Culture
Timitar : «Les artistes amazighs ne sont pas des figurants dans un décor de carte postale»
La 13e édition du festival Timitar, Signes et Cultures, s’est clôturée samedi 16 juillet sur un nouveau record d’assistance. Le directeur artistique du festival nous en dresse le bilan.

Etes-vous satisfait de la treizième édition de Timitar?
Très satisfait. Je suis même surpris de l’engouement du public cette année. L’assistance était impressionnante, avec plus de 200 000 personnes au spectacle de clôture, rien que sur la seule scène Place Al Amal. Ils sont venus pour leurs artistes préférés, mais également pour découvrir d’autres genres et musiques du monde. Cela traduit une confiance et une fidélité à l’égard du festival Timitar qui les a habitués au meilleur.
Il régnait une belle ambiance lors du festival Timitar. Quel en est le secret ?
Il est clair qu’avec l’année chargée en drames, un peu partout dans le monde, les gens ont soif de distraction. Mais il faut également traduire cet engouement par une réelle expression de paix, de désir de vivre ensemble et d’appropriation de l’espace public par l’art et la culture. On peut aisément le remarquer sur les différentes scènes du festival.

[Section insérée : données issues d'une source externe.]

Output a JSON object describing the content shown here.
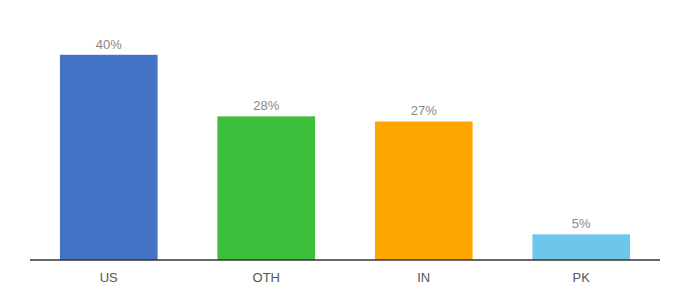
{
  "chart_data": {
    "type": "bar",
    "categories": [
      "US",
      "OTH",
      "IN",
      "PK"
    ],
    "values": [
      40,
      28,
      27,
      5
    ],
    "value_labels": [
      "40%",
      "28%",
      "27%",
      "5%"
    ],
    "colors": [
      "#4472C4",
      "#3DBE3D",
      "#FFA500",
      "#6EC6EA"
    ],
    "ylim": [
      0,
      46
    ],
    "data_labels": true,
    "tick_labels": "x",
    "grid": false
  }
}
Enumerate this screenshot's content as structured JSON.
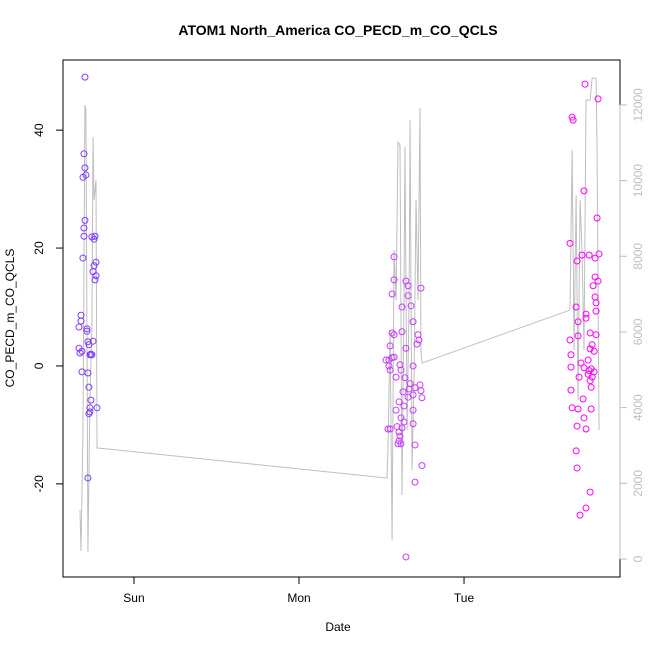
{
  "chart_data": {
    "type": "scatter",
    "title": "ATOM1 North_America CO_PECD_m_CO_QCLS",
    "x_label": "Date",
    "y_label": "CO_PECD_m_CO_QCLS",
    "xlim": [
      -0.43,
      2.945
    ],
    "xticks": [
      {
        "value": 0,
        "label": "Sun"
      },
      {
        "value": 1,
        "label": "Mon"
      },
      {
        "value": 2,
        "label": "Tue"
      }
    ],
    "ylim": [
      -35.8,
      51.9
    ],
    "yticks": [
      -20,
      0,
      20,
      40
    ],
    "y2lim": [
      -475,
      13186
    ],
    "y2ticks": [
      0,
      2000,
      4000,
      6000,
      8000,
      10000,
      12000
    ],
    "y2_color": "#bebebe",
    "series": [
      {
        "color": "#7f3cff",
        "x": [
          -0.297,
          -0.303,
          -0.297,
          -0.291,
          -0.309,
          -0.297,
          -0.303,
          -0.303,
          -0.255,
          -0.236,
          -0.242,
          -0.309,
          -0.23,
          -0.242,
          -0.248,
          -0.23,
          -0.236,
          -0.321,
          -0.321,
          -0.333,
          -0.285,
          -0.285,
          -0.248,
          -0.279,
          -0.273,
          -0.333,
          -0.315,
          -0.327,
          -0.261,
          -0.255,
          -0.267,
          -0.315,
          -0.279,
          -0.273,
          -0.261,
          -0.267,
          -0.224,
          -0.267,
          -0.273,
          -0.279
        ],
        "values": [
          49,
          36,
          33.6,
          32.4,
          32,
          24.7,
          23.4,
          22,
          21.9,
          22,
          21.5,
          18.3,
          17.6,
          17,
          16,
          15.3,
          14.6,
          8.6,
          7.6,
          6.6,
          6.3,
          5.9,
          4.2,
          4.1,
          3.6,
          3,
          2.5,
          2.2,
          2,
          1.9,
          1.9,
          -1,
          -1.2,
          -3.6,
          -5.8,
          -7.1,
          -7.1,
          -7.8,
          -8.1,
          -19
        ]
      },
      {
        "color": "#c83cff",
        "x": [
          1.576,
          1.576,
          1.648,
          1.661,
          1.739,
          1.564,
          1.661,
          1.624,
          1.679,
          1.691,
          1.721,
          1.727,
          1.715,
          1.648,
          1.564,
          1.576,
          1.624,
          1.552,
          1.545,
          1.564,
          1.576,
          1.527,
          1.545,
          1.552,
          1.588,
          1.612,
          1.618,
          1.691,
          1.642,
          1.673,
          1.667,
          1.733,
          1.739,
          1.703,
          1.63,
          1.661,
          1.691,
          1.745,
          1.606,
          1.636,
          1.588,
          1.691,
          1.618,
          1.636,
          1.691,
          1.594,
          1.552,
          1.539,
          1.624,
          1.606,
          1.612,
          1.606,
          1.618,
          1.6,
          1.703,
          1.745,
          1.703,
          1.648
        ],
        "values": [
          18.5,
          14.6,
          14.4,
          13.6,
          13.2,
          12.2,
          11.9,
          10,
          10.2,
          7.5,
          5.3,
          4.4,
          3.7,
          3,
          5.6,
          5.3,
          5.8,
          3.4,
          1,
          1.4,
          1.5,
          1,
          0,
          -0.7,
          -1.9,
          0.2,
          -0.7,
          0,
          -2,
          -3,
          -3.9,
          -3.2,
          -4.2,
          -3.7,
          -4.4,
          -5.3,
          -4.9,
          -5.4,
          -6.1,
          -6.8,
          -7.5,
          -7.5,
          -8.8,
          -9.5,
          -9.8,
          -10.3,
          -10.7,
          -10.7,
          -10.5,
          -11.2,
          -11.9,
          -12.7,
          -13.2,
          -13.2,
          -13.4,
          -16.9,
          -19.7,
          -32.4
        ]
      },
      {
        "color": "#ff00ff",
        "x": [
          2.733,
          2.812,
          2.655,
          2.661,
          2.727,
          2.806,
          2.642,
          2.818,
          2.715,
          2.758,
          2.794,
          2.685,
          2.794,
          2.812,
          2.782,
          2.794,
          2.8,
          2.8,
          2.679,
          2.739,
          2.739,
          2.691,
          2.691,
          2.764,
          2.8,
          2.642,
          2.776,
          2.764,
          2.788,
          2.648,
          2.752,
          2.709,
          2.648,
          2.727,
          2.77,
          2.758,
          2.788,
          2.752,
          2.776,
          2.697,
          2.764,
          2.77,
          2.648,
          2.721,
          2.655,
          2.691,
          2.77,
          2.727,
          2.685,
          2.739,
          2.679,
          2.685,
          2.764,
          2.739,
          2.703
        ],
        "values": [
          47.8,
          45.3,
          42.2,
          41.7,
          29.7,
          25.1,
          20.8,
          19,
          18.8,
          18.8,
          18.3,
          17.8,
          15.1,
          14.4,
          13.6,
          11.7,
          10.7,
          9.3,
          10,
          8.8,
          8.1,
          7.5,
          5.1,
          5.6,
          5.3,
          4.4,
          3.6,
          2.9,
          2.5,
          1.9,
          1,
          0.5,
          -0.2,
          -0.3,
          -0.5,
          -0.8,
          -1,
          -1.4,
          -1.9,
          -1.9,
          -2.5,
          -3.6,
          -4.1,
          -5.6,
          -7.1,
          -7.3,
          -7.3,
          -8.8,
          -10.2,
          -10.7,
          -14.4,
          -17.3,
          -21.4,
          -24.1,
          -25.3
        ]
      },
      {
        "type": "line",
        "axis": "y2",
        "color": "#bebebe",
        "x": [
          -0.327,
          -0.321,
          -0.309,
          -0.297,
          -0.291,
          -0.279,
          -0.267,
          -0.255,
          -0.248,
          -0.242,
          -0.23,
          -0.224,
          -0.218,
          1.533,
          1.539,
          1.552,
          1.564,
          1.576,
          1.588,
          1.6,
          1.612,
          1.624,
          1.636,
          1.642,
          1.655,
          1.667,
          1.673,
          1.685,
          1.697,
          1.709,
          1.721,
          1.733,
          1.739,
          1.745,
          2.642,
          2.655,
          2.667,
          2.679,
          2.691,
          2.703,
          2.715,
          2.727,
          2.739,
          2.764,
          2.776,
          2.8,
          2.806,
          2.818
        ],
        "values": [
          1294,
          211,
          3408,
          11995,
          11862,
          185,
          4200,
          6050,
          11149,
          9485,
          10013,
          2933,
          2933,
          2140,
          2880,
          6050,
          502,
          8164,
          6843,
          11017,
          10938,
          1691,
          6843,
          10885,
          3408,
          6843,
          11598,
          2351,
          4729,
          9485,
          6843,
          11915,
          5522,
          5178,
          6579,
          10806,
          5522,
          9617,
          4200,
          9485,
          8164,
          5522,
          12127,
          12127,
          12708,
          12708,
          10806,
          3408
        ]
      }
    ]
  }
}
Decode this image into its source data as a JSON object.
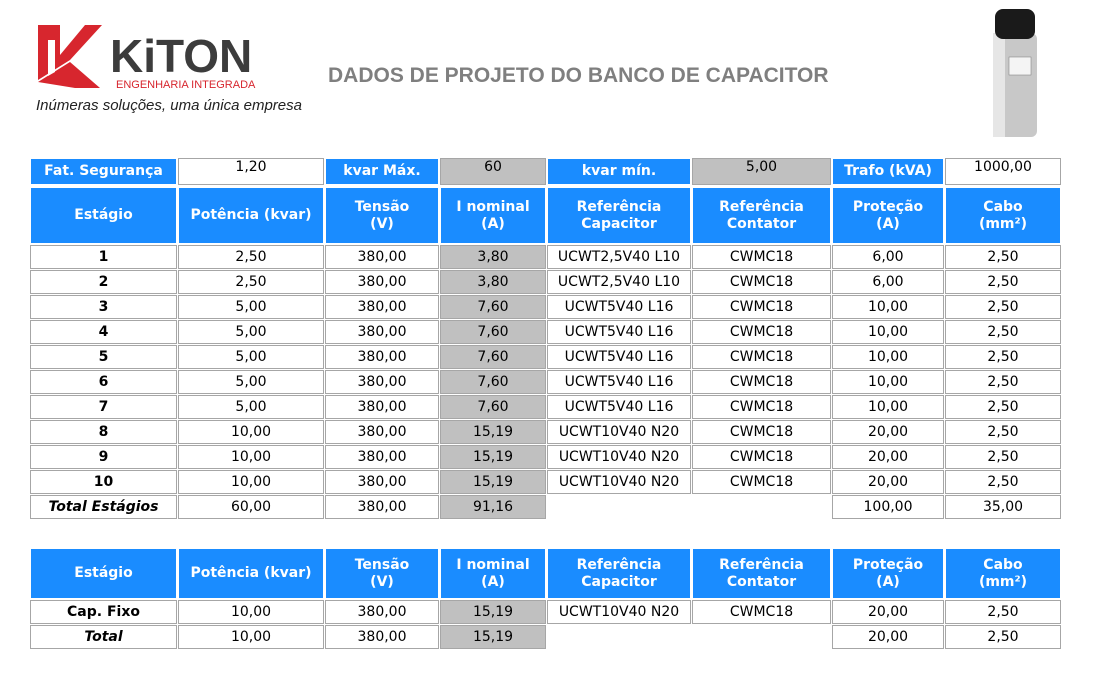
{
  "logo": {
    "name": "KiTON",
    "subtitle": "ENGENHARIA INTEGRADA",
    "tagline": "Inúmeras soluções, uma única empresa"
  },
  "title": "DADOS DE PROJETO DO BANCO DE CAPACITOR",
  "params": [
    {
      "label": "Fat. Segurança",
      "value": "1,20"
    },
    {
      "label": "kvar Máx.",
      "value": "60"
    },
    {
      "label": "kvar mín.",
      "value": "5,00"
    },
    {
      "label": "Trafo (kVA)",
      "value": "1000,00"
    }
  ],
  "table": {
    "headers": [
      "Estágio",
      "Potência (kvar)",
      "Tensão\n(V)",
      "I nominal\n(A)",
      "Referência\nCapacitor",
      "Referência\nContator",
      "Proteção\n(A)",
      "Cabo\n(mm²)"
    ],
    "rows": [
      [
        "1",
        "2,50",
        "380,00",
        "3,80",
        "UCWT2,5V40 L10",
        "CWMC18",
        "6,00",
        "2,50"
      ],
      [
        "2",
        "2,50",
        "380,00",
        "3,80",
        "UCWT2,5V40 L10",
        "CWMC18",
        "6,00",
        "2,50"
      ],
      [
        "3",
        "5,00",
        "380,00",
        "7,60",
        "UCWT5V40 L16",
        "CWMC18",
        "10,00",
        "2,50"
      ],
      [
        "4",
        "5,00",
        "380,00",
        "7,60",
        "UCWT5V40 L16",
        "CWMC18",
        "10,00",
        "2,50"
      ],
      [
        "5",
        "5,00",
        "380,00",
        "7,60",
        "UCWT5V40 L16",
        "CWMC18",
        "10,00",
        "2,50"
      ],
      [
        "6",
        "5,00",
        "380,00",
        "7,60",
        "UCWT5V40 L16",
        "CWMC18",
        "10,00",
        "2,50"
      ],
      [
        "7",
        "5,00",
        "380,00",
        "7,60",
        "UCWT5V40 L16",
        "CWMC18",
        "10,00",
        "2,50"
      ],
      [
        "8",
        "10,00",
        "380,00",
        "15,19",
        "UCWT10V40 N20",
        "CWMC18",
        "20,00",
        "2,50"
      ],
      [
        "9",
        "10,00",
        "380,00",
        "15,19",
        "UCWT10V40 N20",
        "CWMC18",
        "20,00",
        "2,50"
      ],
      [
        "10",
        "10,00",
        "380,00",
        "15,19",
        "UCWT10V40 N20",
        "CWMC18",
        "20,00",
        "2,50"
      ]
    ],
    "total": {
      "label": "Total Estágios",
      "potencia": "60,00",
      "tensao": "380,00",
      "inominal": "91,16",
      "protecao": "100,00",
      "cabo": "35,00"
    }
  },
  "table2": {
    "headers": [
      "Estágio",
      "Potência (kvar)",
      "Tensão\n(V)",
      "I nominal\n(A)",
      "Referência\nCapacitor",
      "Referência\nContator",
      "Proteção\n(A)",
      "Cabo\n(mm²)"
    ],
    "rows": [
      [
        "Cap. Fixo",
        "10,00",
        "380,00",
        "15,19",
        "UCWT10V40 N20",
        "CWMC18",
        "20,00",
        "2,50"
      ]
    ],
    "total": {
      "label": "Total",
      "potencia": "10,00",
      "tensao": "380,00",
      "inominal": "15,19",
      "protecao": "20,00",
      "cabo": "2,50"
    }
  }
}
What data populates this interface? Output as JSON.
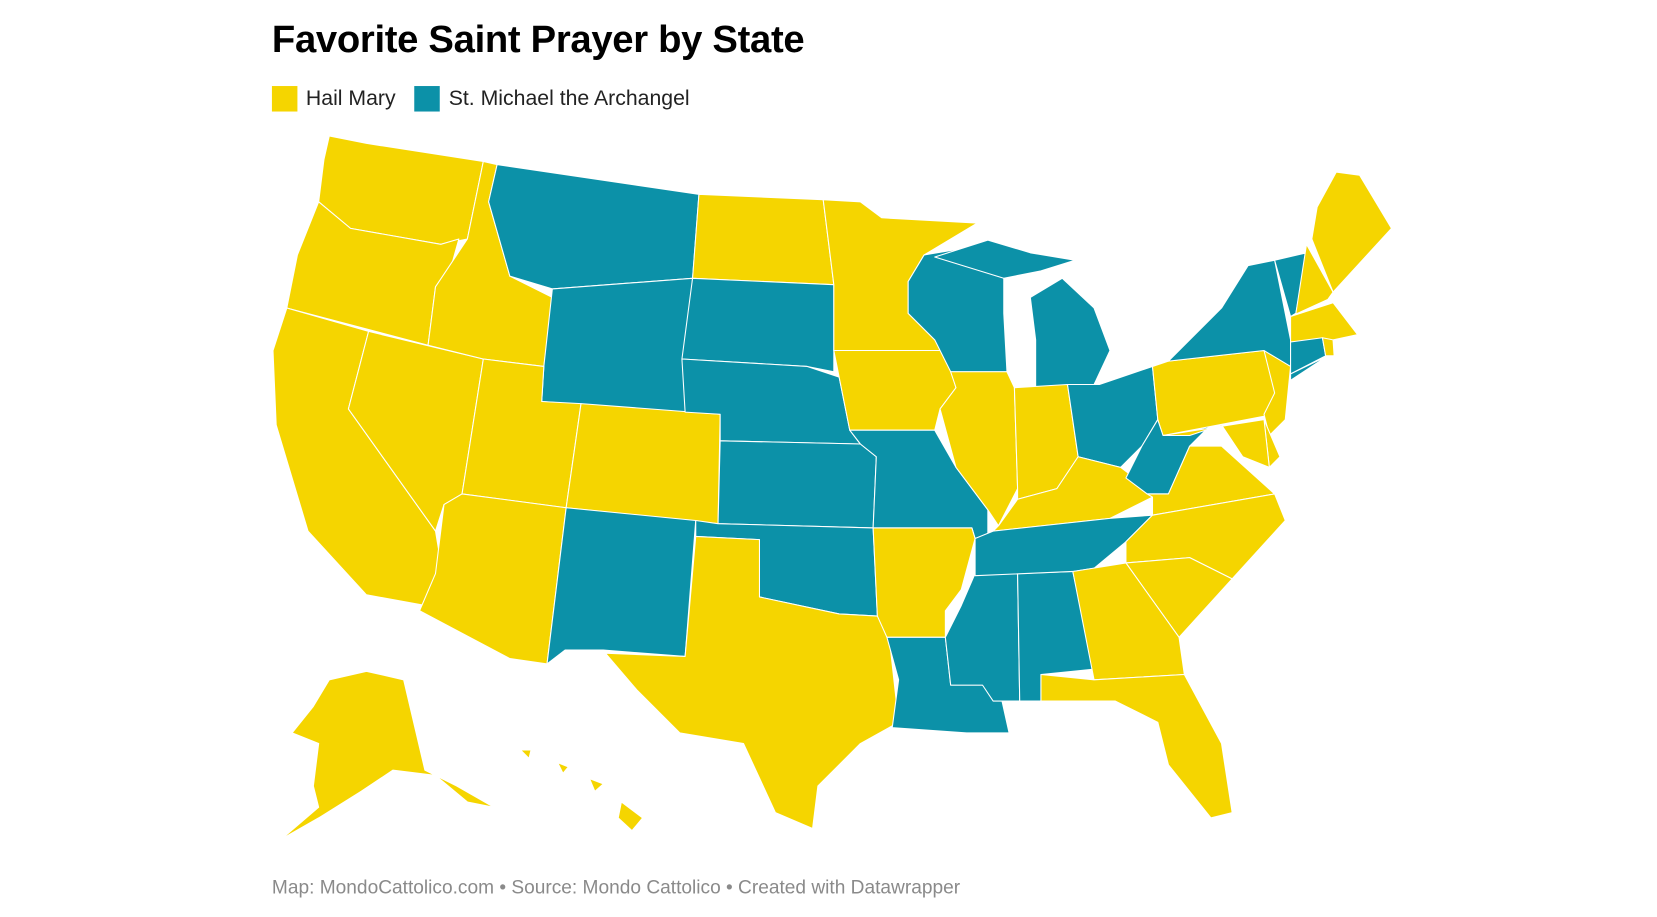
{
  "title": "Favorite Saint Prayer by State",
  "legend": [
    {
      "label": "Hail Mary",
      "color": "#F5D500"
    },
    {
      "label": "St. Michael the Archangel",
      "color": "#0C91A8"
    }
  ],
  "footer": "Map: MondoCattolico.com • Source: Mondo Cattolico • Created with Datawrapper",
  "states": [
    {
      "code": "WA",
      "category": "Hail Mary"
    },
    {
      "code": "OR",
      "category": "Hail Mary"
    },
    {
      "code": "CA",
      "category": "Hail Mary"
    },
    {
      "code": "NV",
      "category": "Hail Mary"
    },
    {
      "code": "ID",
      "category": "Hail Mary"
    },
    {
      "code": "MT",
      "category": "St. Michael the Archangel"
    },
    {
      "code": "WY",
      "category": "St. Michael the Archangel"
    },
    {
      "code": "UT",
      "category": "Hail Mary"
    },
    {
      "code": "CO",
      "category": "Hail Mary"
    },
    {
      "code": "AZ",
      "category": "Hail Mary"
    },
    {
      "code": "NM",
      "category": "St. Michael the Archangel"
    },
    {
      "code": "ND",
      "category": "Hail Mary"
    },
    {
      "code": "SD",
      "category": "St. Michael the Archangel"
    },
    {
      "code": "NE",
      "category": "St. Michael the Archangel"
    },
    {
      "code": "KS",
      "category": "St. Michael the Archangel"
    },
    {
      "code": "OK",
      "category": "St. Michael the Archangel"
    },
    {
      "code": "TX",
      "category": "Hail Mary"
    },
    {
      "code": "MN",
      "category": "Hail Mary"
    },
    {
      "code": "IA",
      "category": "Hail Mary"
    },
    {
      "code": "MO",
      "category": "St. Michael the Archangel"
    },
    {
      "code": "AR",
      "category": "Hail Mary"
    },
    {
      "code": "LA",
      "category": "St. Michael the Archangel"
    },
    {
      "code": "MS",
      "category": "St. Michael the Archangel"
    },
    {
      "code": "AL",
      "category": "St. Michael the Archangel"
    },
    {
      "code": "WI",
      "category": "St. Michael the Archangel"
    },
    {
      "code": "IL",
      "category": "Hail Mary"
    },
    {
      "code": "MI",
      "category": "St. Michael the Archangel"
    },
    {
      "code": "IN",
      "category": "Hail Mary"
    },
    {
      "code": "OH",
      "category": "St. Michael the Archangel"
    },
    {
      "code": "KY",
      "category": "Hail Mary"
    },
    {
      "code": "TN",
      "category": "St. Michael the Archangel"
    },
    {
      "code": "WV",
      "category": "St. Michael the Archangel"
    },
    {
      "code": "VA",
      "category": "Hail Mary"
    },
    {
      "code": "NC",
      "category": "Hail Mary"
    },
    {
      "code": "SC",
      "category": "Hail Mary"
    },
    {
      "code": "GA",
      "category": "Hail Mary"
    },
    {
      "code": "FL",
      "category": "Hail Mary"
    },
    {
      "code": "PA",
      "category": "Hail Mary"
    },
    {
      "code": "NY",
      "category": "St. Michael the Archangel"
    },
    {
      "code": "NJ",
      "category": "Hail Mary"
    },
    {
      "code": "DE",
      "category": "Hail Mary"
    },
    {
      "code": "MD",
      "category": "Hail Mary"
    },
    {
      "code": "VT",
      "category": "St. Michael the Archangel"
    },
    {
      "code": "NH",
      "category": "Hail Mary"
    },
    {
      "code": "ME",
      "category": "Hail Mary"
    },
    {
      "code": "MA",
      "category": "Hail Mary"
    },
    {
      "code": "CT",
      "category": "St. Michael the Archangel"
    },
    {
      "code": "RI",
      "category": "Hail Mary"
    },
    {
      "code": "AK",
      "category": "Hail Mary"
    },
    {
      "code": "HI",
      "category": "Hail Mary"
    }
  ]
}
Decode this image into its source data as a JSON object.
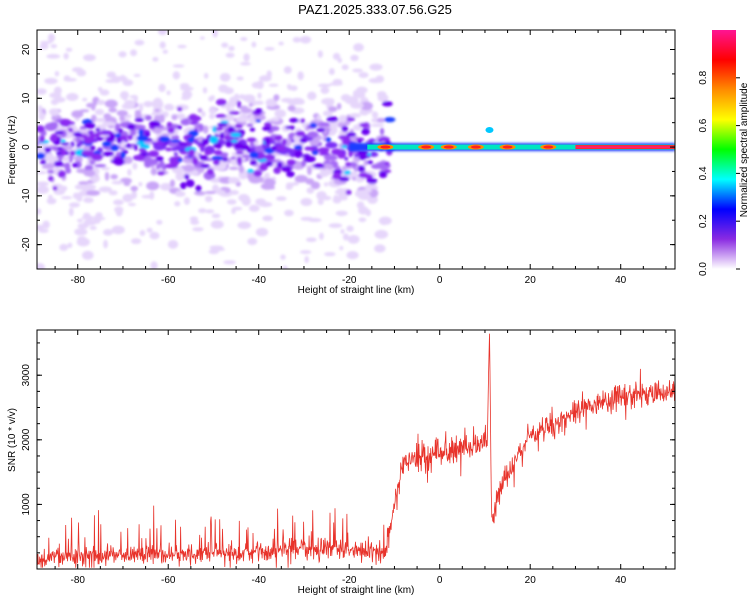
{
  "figure": {
    "title": "PAZ1.2025.333.07.56.G25"
  },
  "chart_data": [
    {
      "type": "heatmap",
      "xlabel": "Height of straight line (km)",
      "ylabel": "Frequency (Hz)",
      "xlim": [
        -89,
        52
      ],
      "ylim": [
        -25,
        24
      ],
      "x_ticks": [
        -80,
        -60,
        -40,
        -20,
        0,
        20,
        40
      ],
      "y_ticks": [
        -20,
        -10,
        0,
        10,
        20
      ],
      "grid": false,
      "colorbar": {
        "label": "Normalized spectral amplitude",
        "range": [
          0,
          1
        ],
        "ticks": [
          0.0,
          0.2,
          0.4,
          0.6,
          0.8
        ],
        "colors": [
          "#ffffff",
          "#8a2be2",
          "#0000ff",
          "#00ffff",
          "#00ff00",
          "#ffff00",
          "#ff8c00",
          "#ff0000",
          "#ff1493"
        ]
      },
      "description_of_content": {
        "ridge_start_km": -20,
        "ridge_frequency_hz": 0,
        "noise_region_km": [
          -89,
          -15
        ]
      }
    },
    {
      "type": "line",
      "xlabel": "Height of straight line (km)",
      "ylabel": "SNR (10 * v/v)",
      "xlim": [
        -89,
        52
      ],
      "ylim": [
        0,
        3700
      ],
      "x_ticks": [
        -80,
        -60,
        -40,
        -20,
        0,
        20,
        40
      ],
      "y_ticks": [
        1000,
        2000,
        3000
      ],
      "grid": false,
      "series": [
        {
          "color": "#e8332b",
          "trend_points": [
            {
              "x": -89,
              "y": 180
            },
            {
              "x": -60,
              "y": 220
            },
            {
              "x": -40,
              "y": 260
            },
            {
              "x": -25,
              "y": 330
            },
            {
              "x": -12,
              "y": 250
            },
            {
              "x": -10,
              "y": 1000
            },
            {
              "x": -8,
              "y": 1650
            },
            {
              "x": 0,
              "y": 1800
            },
            {
              "x": 8,
              "y": 1900
            },
            {
              "x": 10.5,
              "y": 2000
            },
            {
              "x": 11,
              "y": 3700
            },
            {
              "x": 11.5,
              "y": 700
            },
            {
              "x": 13,
              "y": 1200
            },
            {
              "x": 20,
              "y": 2050
            },
            {
              "x": 30,
              "y": 2450
            },
            {
              "x": 40,
              "y": 2680
            },
            {
              "x": 52,
              "y": 2750
            }
          ]
        }
      ]
    }
  ]
}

Un public hétéroclite et ouvert à toutes les influences s’y agite joyeusement.
Avec 13 éditions, Timitar est en train de prendre de l’âge. Peut-on en faire le bilan ?
Evidemment, et il est très positif. Il suffit de noter la qualité des artistes qui s’y sont produits depuis le début du festival. Timitar jouit aujourd’hui d’une belle reconnaissance, que ce soit au Maroc ou à l’étranger. Mais la plus grande victoire de Timitar, c’est d’avoir réussi le pari de défolkloriser la musique amazighe. Aujourd’hui plusieurs artistes amazighs travaillent sur des sonorités nouvelles, des rythmes nouveaux, de nouvelles attitudes scéniques, avec intelligence, rigueur et modernité… Tout cela grâce à l’évolution que leur permet le festival. Cela étant dit, préserver les traditions artistiques millénaires est également un pari que Timitar relève par la tenue des shows d’Ahwach, d’Ahidous et de l’héritage des Rwayes. A souligner également la présence féminine, qui est une composante essentielle dans la perpétuation de ces traditions et qui augmente d’année en année.
Timitar produit également des projets artistiques, tel que le dernier album d’Inouraz. Mais qu’en est-il des fusions avec les artistes invités d’ailleurs ?
Le festival a déjà travaillé sur des projets de fusion. Nous sommes évidemment en mesure de le faire automatiquement. Cela dit, j’ai personnellement un principe de base concernant la fusion: la réciprocité. C’est-à-dire que lorsqu’on reçoit des artistes étrangers en résidence, on exige que les artistes amazighs soient également invités en résidence de l’autre côté. Nos artistes ne sont pas des figurants dans un décor de carte postale. D’un autre côté, il faut que le projet ait des retombées économiques sur les artistes, car il s’agit d’une résidence et non d’une jam session. En exemple aux projets réussis de Timitar, je pense à la résidence de Mehdi Nassouli avec un groupe brésilien, qui a donné l’un des meilleurs albums jazz d’Amérique latine.
D’édition en édition, la vision de Timitar évolue-t-elle ?
Evidemment. Si la philosophie est toujours la même, le contenu, lui, évolue chaque année. Nous tenons compte des échos des artistes locaux. Nous écoutons leurs besoins et entamons un dialogue réel avec eux, afin de recueillir des remarques constructives sur lesquelles nous travaillons avec rigueur.
L’évolution du contenu se fait également en fonction des partenaires économiques, qui sont incontournables pour le développement du festival et de la scène artistique.